Mr. Alexis FitzGerald: I do not know if it is disorderly at this stage to second Senator Robinson's motion, which I should like to do, but I should like to be recorded as doing so. It seems to me the themes are cognate and the mischief is the same and that there are two different instruments to deal with this mischief. It seems orderly to take the proposal, which cannot be in dispute in this House, that we recommend an improved civil procedure. I cannot think that anyone in this House would dissent from the proposition that we would improve anything. Certainly, if it would be possible to improve the civil procedure for the recovery of possession, that would be a resolution which would be passed by this House immediately without, perhaps, debate and could take precedence without any difficulty over the Forcible Entry Bill. It cannot necessarily have any impact on it  because, even though I may oppose certain sections of the Forcible Entry Bill, the two could run together.
Mr. Horgan: I should like very briefly to support the amendment proposed by Senator Robinson. I would bow to her expertise and the expertise of Senator FitzGerald in the matter of law. I should simply like to record my conviction that any single item on this Order Paper is preferable to the Criminal Justice—the Forcible Entry Bill.
Tomás Ó Maoláin: May I now oppose the opposition of the Order of Business? May I now make speeches equivalent to all the speeches that have been made? We have serious business to do. Unlike Senator O'Higgins whose holidays apparently are completed, there are others who have had no holidays yet. The Courts Bill will be taken after the recess. If the Senators finish the Forcible Entry Bill now, we could take a motion tomorrow. We made a valiant attempt to deal with the Army Pensions Bill last week and the Senators know what happened. As soon as the Forcible Entry Bill is finished, we will deal with the Army Pensions Bill certainly.

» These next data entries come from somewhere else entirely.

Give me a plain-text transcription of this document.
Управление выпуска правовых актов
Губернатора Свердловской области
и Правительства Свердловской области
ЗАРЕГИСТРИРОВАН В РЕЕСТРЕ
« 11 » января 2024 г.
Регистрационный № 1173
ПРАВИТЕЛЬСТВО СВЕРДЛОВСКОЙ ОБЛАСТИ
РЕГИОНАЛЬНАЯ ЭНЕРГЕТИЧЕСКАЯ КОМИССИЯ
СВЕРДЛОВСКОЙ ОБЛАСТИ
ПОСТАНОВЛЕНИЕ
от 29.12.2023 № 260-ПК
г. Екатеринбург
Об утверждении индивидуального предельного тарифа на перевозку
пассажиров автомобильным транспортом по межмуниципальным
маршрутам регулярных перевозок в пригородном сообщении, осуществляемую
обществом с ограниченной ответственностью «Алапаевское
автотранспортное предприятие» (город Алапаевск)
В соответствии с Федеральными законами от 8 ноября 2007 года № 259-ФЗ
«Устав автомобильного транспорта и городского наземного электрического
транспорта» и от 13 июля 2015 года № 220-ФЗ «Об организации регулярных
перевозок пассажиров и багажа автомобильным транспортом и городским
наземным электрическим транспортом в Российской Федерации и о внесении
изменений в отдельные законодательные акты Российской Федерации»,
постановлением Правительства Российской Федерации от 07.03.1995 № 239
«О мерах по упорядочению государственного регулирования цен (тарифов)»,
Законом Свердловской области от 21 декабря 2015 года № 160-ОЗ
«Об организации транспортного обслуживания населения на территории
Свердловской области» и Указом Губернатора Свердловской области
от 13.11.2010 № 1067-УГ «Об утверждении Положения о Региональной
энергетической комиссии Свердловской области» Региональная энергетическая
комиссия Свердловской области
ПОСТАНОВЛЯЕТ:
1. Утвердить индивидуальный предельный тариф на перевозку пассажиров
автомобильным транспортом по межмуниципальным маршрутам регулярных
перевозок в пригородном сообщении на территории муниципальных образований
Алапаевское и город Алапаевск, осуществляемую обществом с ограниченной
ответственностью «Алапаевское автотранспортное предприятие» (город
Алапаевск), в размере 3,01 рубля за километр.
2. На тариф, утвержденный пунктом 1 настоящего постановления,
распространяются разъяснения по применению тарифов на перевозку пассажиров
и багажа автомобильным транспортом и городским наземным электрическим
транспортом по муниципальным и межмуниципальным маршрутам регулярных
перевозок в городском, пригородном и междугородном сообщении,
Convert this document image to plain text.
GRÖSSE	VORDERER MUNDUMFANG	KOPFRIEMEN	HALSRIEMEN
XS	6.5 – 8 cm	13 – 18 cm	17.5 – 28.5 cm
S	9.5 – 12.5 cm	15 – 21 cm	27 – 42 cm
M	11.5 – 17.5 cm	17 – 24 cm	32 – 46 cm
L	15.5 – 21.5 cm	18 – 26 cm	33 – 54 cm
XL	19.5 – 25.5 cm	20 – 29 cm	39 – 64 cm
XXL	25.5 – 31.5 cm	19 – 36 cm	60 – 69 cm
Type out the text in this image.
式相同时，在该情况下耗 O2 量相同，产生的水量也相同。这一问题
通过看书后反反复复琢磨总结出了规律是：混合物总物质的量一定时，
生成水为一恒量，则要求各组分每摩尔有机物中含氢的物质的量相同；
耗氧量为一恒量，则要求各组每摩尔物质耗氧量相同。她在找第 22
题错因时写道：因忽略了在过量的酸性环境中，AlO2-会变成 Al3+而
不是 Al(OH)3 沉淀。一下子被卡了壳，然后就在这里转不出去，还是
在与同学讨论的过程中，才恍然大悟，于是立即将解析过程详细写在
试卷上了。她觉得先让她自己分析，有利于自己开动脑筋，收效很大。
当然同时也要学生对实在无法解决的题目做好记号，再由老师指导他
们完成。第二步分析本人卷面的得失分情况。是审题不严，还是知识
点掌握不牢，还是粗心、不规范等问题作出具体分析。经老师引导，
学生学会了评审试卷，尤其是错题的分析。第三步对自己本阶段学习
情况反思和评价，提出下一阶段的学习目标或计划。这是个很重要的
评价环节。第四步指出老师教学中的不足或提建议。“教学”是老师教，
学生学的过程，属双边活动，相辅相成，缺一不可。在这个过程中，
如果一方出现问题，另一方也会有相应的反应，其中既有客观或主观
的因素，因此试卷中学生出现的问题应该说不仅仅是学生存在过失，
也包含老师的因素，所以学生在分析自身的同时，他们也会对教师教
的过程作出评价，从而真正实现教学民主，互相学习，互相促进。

Mrs. Robinson: Could I ask the Leader of the House whether he is prepared to give any grounds for refusing the motion in substitution for No. 1 on the Order Paper or does this mean that he just does not favour an  improvement in the civil procedure? In courtesy, there might be some reason given for refusing a motion.
Professor Quinlan: The Leader of the House, in reply to Senator Kelly, agreed to facilitate the House by taking two motions when we reassemble. That means that effectively he is pigeonholing the Buchanan Report and the Devlin Report.
An Cathaoirleach: I would ask the Senator to sit down. He is not asking a question. He is attempting to make a speech. I have told him that no more speeches can be heard. I am putting the question that the figure “1” stand.